Python Beautiful Soup parsing a UTF-8 coded table

2019-09-01 10:31发布

问题:

I'm trying to parse the following table, coded in UTF-8 (this is part of it):

<table cellspacing="0" cellpadding="3" border="0" id="ctl00_SPWebPartManager1_g_c001c0d9_0cb8_4b0f_b75a_7cc3b6f7d790_ctl00_HistoryData1_gridHistoryData_DataGrid1" style="width:100%;border-collapse:collapse;">
                            <tr class="gridHeader" valign="top">
                                <td class="titleGridRegNoB" align="center" valign="top"><span dir=RTL>שווי שוק (אלפי ש"ח)</span></td><td class="titleGridReg" align="center" valign="top">הון רשום למסחר</td><td class="titleGridReg" align="center" valign="top">שער נמוך</td><td class="titleGridReg" align="center" valign="top">שער גבוה</td><td class="titleGridReg" align="center" valign="top">שער בסיס</td><td class="titleGridReg" align="center" valign="top">שער פתיחה</td><td class="titleGridReg" align="center" valign="top"><span dir="rtl">שער נעילה (באגורות)</span>    
</td><td class="titleGridReg" align="center" valign="top">שער נעילה מתואם</td><td class="titleGridReg" align="center" valign="top">תאריך</td>
                            </tr><tr onmouseover="this.style.backgroundColor='#FDF1D7'" onmouseout="this.style.backgroundColor='#ffffff'">

My code is:

html = br.response().read().decode('utf-8')
soup = BeautifulSoup(html)

table_id = "ctl00_SPWebPartManager1_g_c001c0d9_0cb8_4b0f_b75a_7cc3b6f7d790_ctl00_HistoryData1_gridHistoryData_DataGrid1"
table = soup.findall("table", id=table_id)

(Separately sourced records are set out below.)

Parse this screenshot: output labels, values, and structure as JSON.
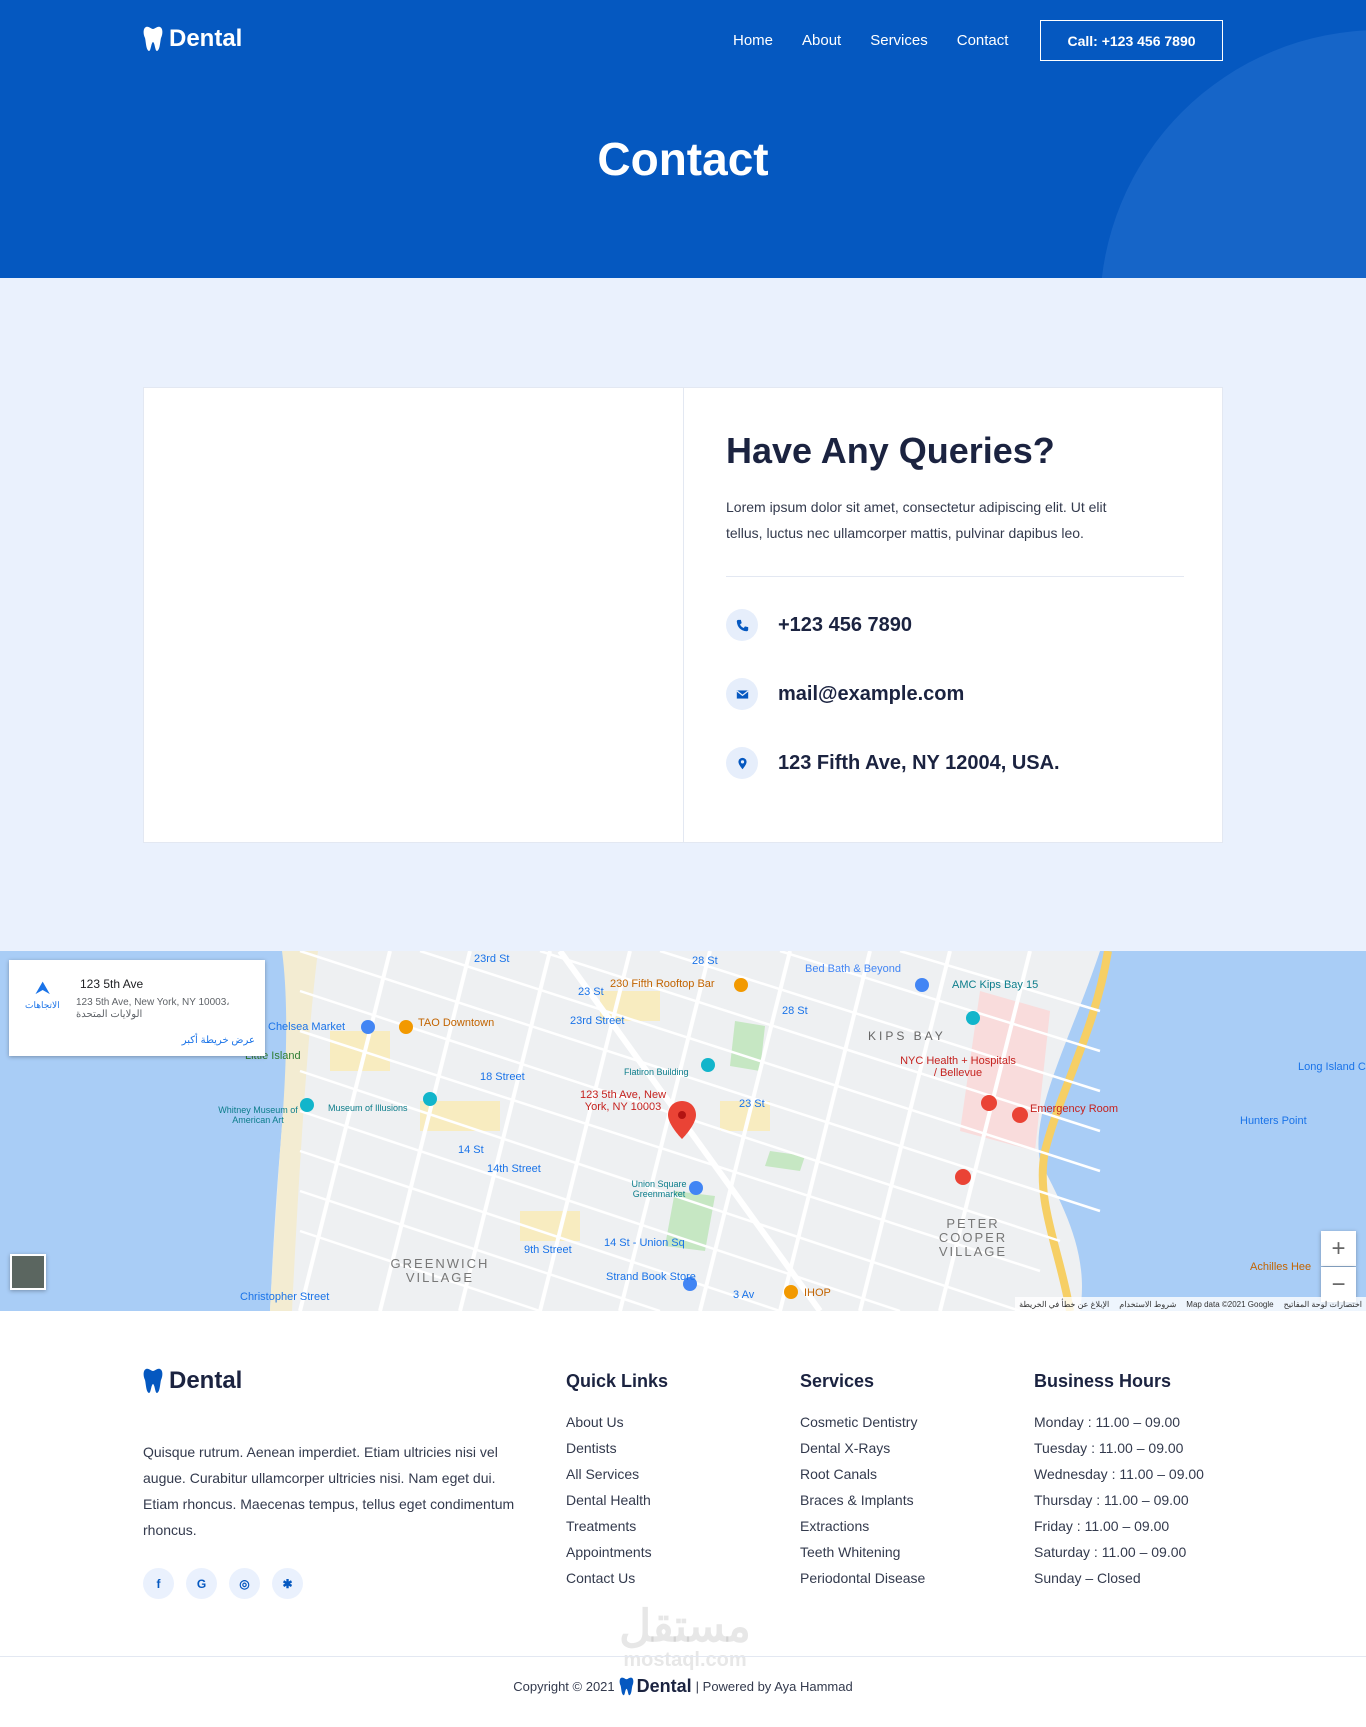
{
  "brand": {
    "name": "Dental",
    "colors": {
      "primary": "#0558c0",
      "light_bg": "#eaf1fd",
      "dark_text": "#1b2340"
    }
  },
  "nav": {
    "links": [
      "Home",
      "About",
      "Services",
      "Contact"
    ],
    "call_label": "Call: +123 456 7890"
  },
  "hero": {
    "title": "Contact"
  },
  "contact": {
    "title": "Have Any Queries?",
    "text": "Lorem ipsum dolor sit amet, consectetur adipiscing elit. Ut elit tellus, luctus nec ullamcorper mattis, pulvinar dapibus leo.",
    "phone": "+123 456 7890",
    "email": "mail@example.com",
    "address": "123 Fifth Ave, NY 12004, USA.",
    "icons": {
      "phone": "phone-icon",
      "email": "envelope-icon",
      "address": "map-pin-icon"
    }
  },
  "map": {
    "card": {
      "place": "123 5th Ave",
      "address": "123 5th Ave, New York, NY 10003، الولايات المتحدة",
      "directions": "الاتجاهات",
      "bigger_map": "عرض خريطة أكبر"
    },
    "marker_label": "123 5th Ave, New York, NY 10003",
    "labels": {
      "bed_bath": "Bed Bath & Beyond",
      "rooftop": "230 Fifth Rooftop Bar",
      "amc": "AMC Kips Bay 15",
      "kips_bay": "KIPS BAY",
      "nyc_health": "NYC Health + Hospitals / Bellevue",
      "emergency": "Emergency Room",
      "chelsea": "Chelsea Market",
      "tao": "TAO Downtown",
      "little_island": "Little Island",
      "flatiron": "Flatiron Building",
      "illusions": "Museum of Illusions",
      "whitney": "Whitney Museum of American Art",
      "union_square": "Union Square Greenmarket",
      "strand": "Strand Book Store",
      "greenwich": "GREENWICH VILLAGE",
      "peter_cooper": "PETER COOPER VILLAGE",
      "long_island": "Long Island City",
      "hunters_point": "Hunters Point",
      "christopher": "Christopher Street",
      "ihop": "IHOP",
      "achilles": "Achilles Hee",
      "street_28": "28 St",
      "street_23": "23 St",
      "street_23rd": "23rd Street",
      "street_18": "18 Street",
      "street_14": "14 St",
      "street_14th": "14th Street",
      "street_14_union": "14 St - Union Sq",
      "street_9th": "9th Street",
      "street_3av": "3 Av",
      "street_23rd_st": "23rd St"
    },
    "attribution": {
      "report": "الإبلاغ عن خطأ في الخريطة",
      "terms": "شروط الاستخدام",
      "data": "Map data ©2021 Google",
      "shortcuts": "اختصارات لوحة المفاتيح"
    },
    "zoom_in": "+",
    "zoom_out": "−"
  },
  "footer": {
    "about": "Quisque rutrum. Aenean imperdiet. Etiam ultricies nisi vel augue. Curabitur ullamcorper ultricies nisi. Nam eget dui. Etiam rhoncus. Maecenas tempus, tellus eget condimentum rhoncus.",
    "socials": [
      "facebook-icon",
      "google-icon",
      "instagram-icon",
      "yelp-icon"
    ],
    "quick_links": {
      "title": "Quick Links",
      "items": [
        "About Us",
        "Dentists",
        "All Services",
        "Dental Health",
        "Treatments",
        "Appointments",
        "Contact Us"
      ]
    },
    "services": {
      "title": "Services",
      "items": [
        "Cosmetic Dentistry",
        "Dental X-Rays",
        "Root Canals",
        "Braces & Implants",
        "Extractions",
        "Teeth Whitening",
        "Periodontal Disease"
      ]
    },
    "hours": {
      "title": "Business Hours",
      "items": [
        "Monday : 11.00 – 09.00",
        "Tuesday : 11.00 – 09.00",
        "Wednesday : 11.00 – 09.00",
        "Thursday : 11.00 – 09.00",
        "Friday : 11.00 – 09.00",
        "Saturday : 11.00 – 09.00",
        "Sunday – Closed"
      ]
    },
    "copyright_prefix": "Copyright © 2021",
    "powered_by": "| Powered by Aya Hammad",
    "watermark": {
      "main": "مستقل",
      "sub": "mostaql.com"
    }
  }
}
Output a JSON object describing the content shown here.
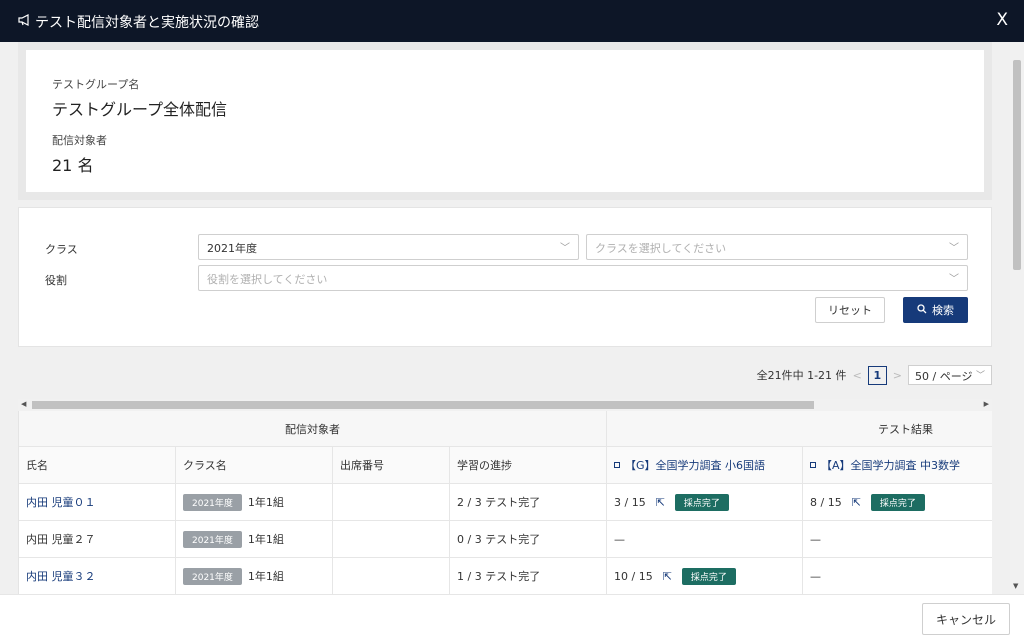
{
  "header": {
    "icon": "megaphone-icon",
    "title": "テスト配信対象者と実施状況の確認",
    "close": "X"
  },
  "info": {
    "group_label": "テストグループ名",
    "group_value": "テストグループ全体配信",
    "target_label": "配信対象者",
    "target_value": "21 名"
  },
  "filters": {
    "class_label": "クラス",
    "class_year": "2021年度",
    "class_placeholder": "クラスを選択してください",
    "role_label": "役割",
    "role_placeholder": "役割を選択してください",
    "reset": "リセット",
    "search": "検索"
  },
  "pager": {
    "summary": "全21件中 1-21 件",
    "page": "1",
    "page_size": "50 / ページ"
  },
  "table": {
    "group_headers": {
      "targets": "配信対象者",
      "results": "テスト結果"
    },
    "columns": {
      "name": "氏名",
      "class": "クラス名",
      "seat": "出席番号",
      "progress": "学習の進捗",
      "test1": "【G】全国学力調査 小6国語",
      "test2": "【A】全国学力調査 中3数学"
    },
    "rows": [
      {
        "name": "内田 児童０１",
        "year": "2021年度",
        "class": "1年1組",
        "seat": "",
        "progress": "2 / 3 テスト完了",
        "t1_score": "3 / 15",
        "t1_status": "採点完了",
        "t2_score": "8 / 15",
        "t2_status": "採点完了"
      },
      {
        "name": "内田 児童２７",
        "year": "2021年度",
        "class": "1年1組",
        "seat": "",
        "progress": "0 / 3 テスト完了",
        "t1_score": "—",
        "t2_score": "—"
      },
      {
        "name": "内田 児童３２",
        "year": "2021年度",
        "class": "1年1組",
        "seat": "",
        "progress": "1 / 3 テスト完了",
        "t1_score": "10 / 15",
        "t1_status": "採点完了",
        "t2_score": "—"
      }
    ]
  },
  "footer": {
    "cancel": "キャンセル"
  },
  "colors": {
    "header_bg": "#0d1627",
    "primary": "#163a7a",
    "done_badge": "#1d6d62",
    "year_badge": "#9aa0a6"
  }
}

And I'm getting the following error:

TypeError: 'NoneType' object is not callable

回答1:

Since you are just finding using an id, you can just use id and nothing else, because ids are unique:

UPDATE

Using your paste:

# encoding=utf-8
from bs4 import BeautifulSoup
import requests

data = requests.get('https://dpaste.de/EWCK/raw/')
soup = BeautifulSoup(data.text)
print soup.find("table",
                id="ctl00_SPWebPartManager1_g_c001c0d9_0cb8_4b0f_b75a_7cc3b6f7d790_ctl00_HistoryData1_gridHistoryData_DataGrid1")

I'm using python requests to get the data from a webpage, its same as as you trying to get the data. The above code works, and the correct ID is given. Try this for a change, don't use .decode('utf-8'), instead, just use br.response().read().